Field Notes from the Flood Zone
By Heather Sellers
April 26, 2022
BOA Editions: “Sprung from her daily observation journals, haunted by ghosts from the past, Field Notes from the Flood Zone is a double love letter: to a beautiful and fragile landscape, and to the vulnerable young girl who grew up in that world.

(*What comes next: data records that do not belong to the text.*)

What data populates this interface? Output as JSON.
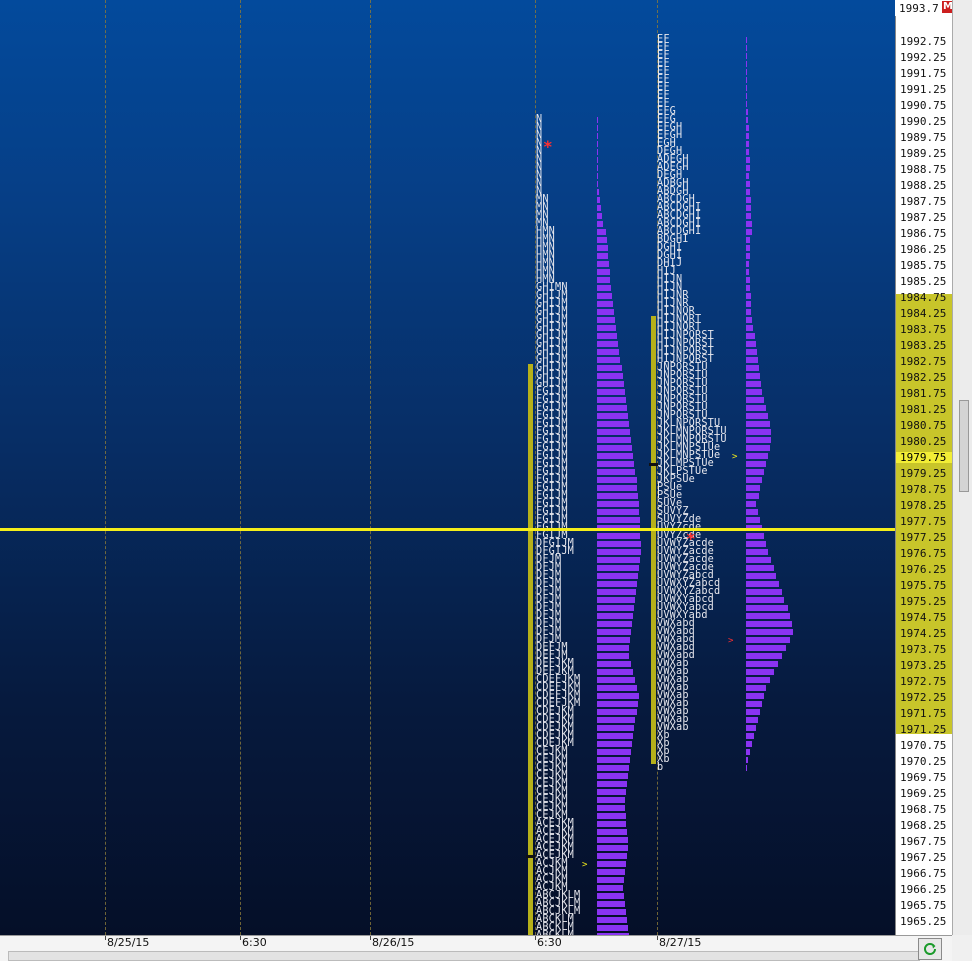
{
  "colors": {
    "letters": "#e8e8ee",
    "histogram": "#8a33f2",
    "value_area": "#b5b01a",
    "vah_line": "#f5ee1a",
    "price_axis_band": "#c8c52a",
    "highlight": "#f2ee36",
    "initiative": "#ff3030"
  },
  "price_axis": {
    "top_price": "1993.7",
    "badge": "M",
    "labels": [
      "1992.75",
      "1992.25",
      "1991.75",
      "1991.25",
      "1990.75",
      "1990.25",
      "1989.75",
      "1989.25",
      "1988.75",
      "1988.25",
      "1987.75",
      "1987.25",
      "1986.75",
      "1986.25",
      "1985.75",
      "1985.25",
      "1984.75",
      "1984.25",
      "1983.75",
      "1983.25",
      "1982.75",
      "1982.25",
      "1981.75",
      "1981.25",
      "1980.75",
      "1980.25",
      "1979.75",
      "1979.25",
      "1978.75",
      "1978.25",
      "1977.75",
      "1977.25",
      "1976.75",
      "1976.25",
      "1975.75",
      "1975.25",
      "1974.75",
      "1974.25",
      "1973.75",
      "1973.25",
      "1972.75",
      "1972.25",
      "1971.75",
      "1971.25",
      "1970.75",
      "1970.25",
      "1969.75",
      "1969.25",
      "1968.75",
      "1968.25",
      "1967.75",
      "1967.25",
      "1966.75",
      "1966.25",
      "1965.75",
      "1965.25"
    ],
    "highlighted": "1979.75",
    "value_area_high": "1984.75",
    "value_area_low": "1971.25"
  },
  "time_axis": {
    "labels": [
      "8/25/15",
      "6:30",
      "8/26/15",
      "6:30",
      "8/27/15"
    ]
  },
  "profile_1": {
    "rows": [
      "N",
      "N",
      "N",
      "N",
      "N",
      "N",
      "N",
      "N",
      "N",
      "N",
      "MN",
      "MN",
      "MN",
      "MN",
      "HMN",
      "HMN",
      "HMN",
      "HMN",
      "HMN",
      "HMN",
      "HMN",
      "GHIMN",
      "GHIJM",
      "GHIJM",
      "GHIJM",
      "GHIJM",
      "GHIJM",
      "GHIJM",
      "GHIJM",
      "GHIJM",
      "GHIJM",
      "GHIJM",
      "GHIJM",
      "GHIJM",
      "FGIJM",
      "FGIJM",
      "FGIJM",
      "FGIJM",
      "FGIJM",
      "FGIJM",
      "FGIJM",
      "FGIJM",
      "FGIJM",
      "FGIJM",
      "FGIJM",
      "FGIJM",
      "FGIJM",
      "FGIJM",
      "FGIJM",
      "FGIJM",
      "FGIJM",
      "FGIJM",
      "FGIJM",
      "DFGIJM",
      "DFGIJM",
      "DFJM",
      "DFJM",
      "DFJM",
      "DFJM",
      "DFJM",
      "DFJM",
      "DFJM",
      "DFJM",
      "DFJM",
      "DFJM",
      "DFJM",
      "DEFJM",
      "DEFJM",
      "DEFJKM",
      "DEFJKM",
      "CDEFJKM",
      "CDEFJKM",
      "CDEFJKM",
      "CDEFJKM",
      "CDEJKM",
      "CDEJKM",
      "CDEJKM",
      "CDEJKM",
      "CDEJKM",
      "CEJKM",
      "CEJKM",
      "CEJKM",
      "CEJKM",
      "CEJKM",
      "CEJKM",
      "CEJKM",
      "CEJKM",
      "CEJKM",
      "ACEJKM",
      "ACEJKM",
      "ACEJKM",
      "ACEJKM",
      "ACEJKM",
      "ACJKM",
      "ACJKM",
      "ACJKM",
      "ACJKM",
      "ABCJKLM",
      "ABCJKLM",
      "ABCJKLM",
      "ABCKLM",
      "ABCKLM",
      "ABCKLM",
      "ABCKLM",
      "ABCKLM",
      "ABCKLM",
      "ABCKLM",
      "ABCKLM"
    ],
    "hist": [
      1,
      1,
      1,
      1,
      1,
      1,
      1,
      1,
      1,
      2,
      3,
      4,
      5,
      6,
      9,
      10,
      11,
      11,
      12,
      13,
      13,
      14,
      15,
      16,
      17,
      18,
      19,
      20,
      21,
      22,
      23,
      25,
      26,
      27,
      28,
      29,
      30,
      31,
      32,
      33,
      34,
      35,
      36,
      37,
      38,
      40,
      40,
      41,
      42,
      42,
      43,
      43,
      43,
      44,
      44,
      43,
      42,
      41,
      40,
      39,
      38,
      37,
      36,
      35,
      34,
      33,
      32,
      32,
      34,
      36,
      38,
      40,
      42,
      41,
      40,
      38,
      37,
      36,
      35,
      34,
      33,
      32,
      31,
      30,
      29,
      28,
      28,
      29,
      29,
      30,
      31,
      31,
      30,
      29,
      28,
      27,
      26,
      27,
      28,
      29,
      30,
      31,
      32,
      33,
      34,
      35,
      36,
      37
    ],
    "va_bar_top_row": 31,
    "va_bar_bottom_row": 107,
    "poc_row": 92
  },
  "profile_2": {
    "rows": [
      "EF",
      "EF",
      "EF",
      "EF",
      "EF",
      "EF",
      "EF",
      "EF",
      "EF",
      "EFG",
      "EFG",
      "EFGH",
      "EFGH",
      "EGH",
      "DEGH",
      "ADEGH",
      "ADEGH",
      "DEGH",
      "ADBGH",
      "ABDGH",
      "ABCDGH",
      "ABCDGHI",
      "ABCDGHI",
      "ABCDGHI",
      "ABCDGHI",
      "BDGHI",
      "DGHI",
      "DGHI",
      "DHIJ",
      "HIJ",
      "HIJN",
      "HIJN",
      "HIJNR",
      "HIJNR",
      "HIJNQR",
      "HIJNQRT",
      "HIJNQRT",
      "HIJNPQRST",
      "HIJNPQRST",
      "HIJNPQRST",
      "HIJNPQRST",
      "JNPQRSTU",
      "JNPQRSTU",
      "JNPQRSTU",
      "JNPQRSTU",
      "JNPQRSTU",
      "JNPQRSTU",
      "JNPQRSTU",
      "JKLNPQRSTU",
      "JKLMNPQRSTU",
      "JKLMNPQRSTU",
      "JKLMNPSTUe",
      "JKLMNPSTUe",
      "JKLMPSTUe",
      "JKLPSTUe",
      "JKPSUe",
      "PSUe",
      "PSUe",
      "SUVe",
      "SUVYZ",
      "SUVYZde",
      "UVYZcde",
      "UVYZcde",
      "UVWYZacde",
      "UVWYZacde",
      "UVWYZacde",
      "UVWYZacde",
      "UVWYZabcd",
      "UVWXYZabcd",
      "UVWXYZabcd",
      "UVWXYabcd",
      "UVWXYabcd",
      "UVWXYabd",
      "VWXabd",
      "VWXabd",
      "VWXabd",
      "VWXabd",
      "VWXabd",
      "VWXab",
      "VWXab",
      "VWXab",
      "VWXab",
      "VWXab",
      "VWXab",
      "VWXab",
      "VWXab",
      "VWXab",
      "Xb",
      "Xb",
      "Xb",
      "Xb",
      "b"
    ],
    "hist": [
      1,
      1,
      1,
      1,
      1,
      1,
      1,
      1,
      1,
      2,
      2,
      3,
      3,
      3,
      3,
      4,
      4,
      3,
      4,
      4,
      5,
      5,
      5,
      6,
      6,
      4,
      4,
      4,
      3,
      3,
      4,
      4,
      5,
      5,
      5,
      6,
      7,
      9,
      10,
      11,
      12,
      13,
      14,
      15,
      16,
      18,
      20,
      22,
      24,
      25,
      25,
      24,
      22,
      20,
      18,
      16,
      14,
      13,
      10,
      12,
      14,
      16,
      18,
      20,
      22,
      25,
      28,
      30,
      33,
      36,
      38,
      42,
      44,
      46,
      47,
      44,
      40,
      36,
      32,
      28,
      24,
      20,
      18,
      16,
      14,
      12,
      10,
      8,
      6,
      4,
      2,
      1
    ],
    "va_bar_top_row": 35,
    "va_bar_bottom_row": 90,
    "poc_row": 53
  }
}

It is an elegy for the two great shaping forces in a life, heartbreaking family struggle and a collective lost treasure, our stunning, singular, desecrated Florida, and all its remnant beauty.”
Landscape with Bloodfeud
By Wendy Barnes
April 29, 2022
University of Massachusetts Press: “Scarred by nuclear smokestacks, oil wells, and surging floodwaters, and haunted by the legacies of slavery, racism, and French rule, the Louisiana of Landscape with Bloodfeud is disenchanted but still exerts an undeniable pull. Reckoning with displacement, ancestral guilt, and centuries of human and environmental exploitation, Wendy Barnes dissects the state’s turbulent past–as a microcosm of colonial oppression, westward expansion, and the birth of global capitalism.”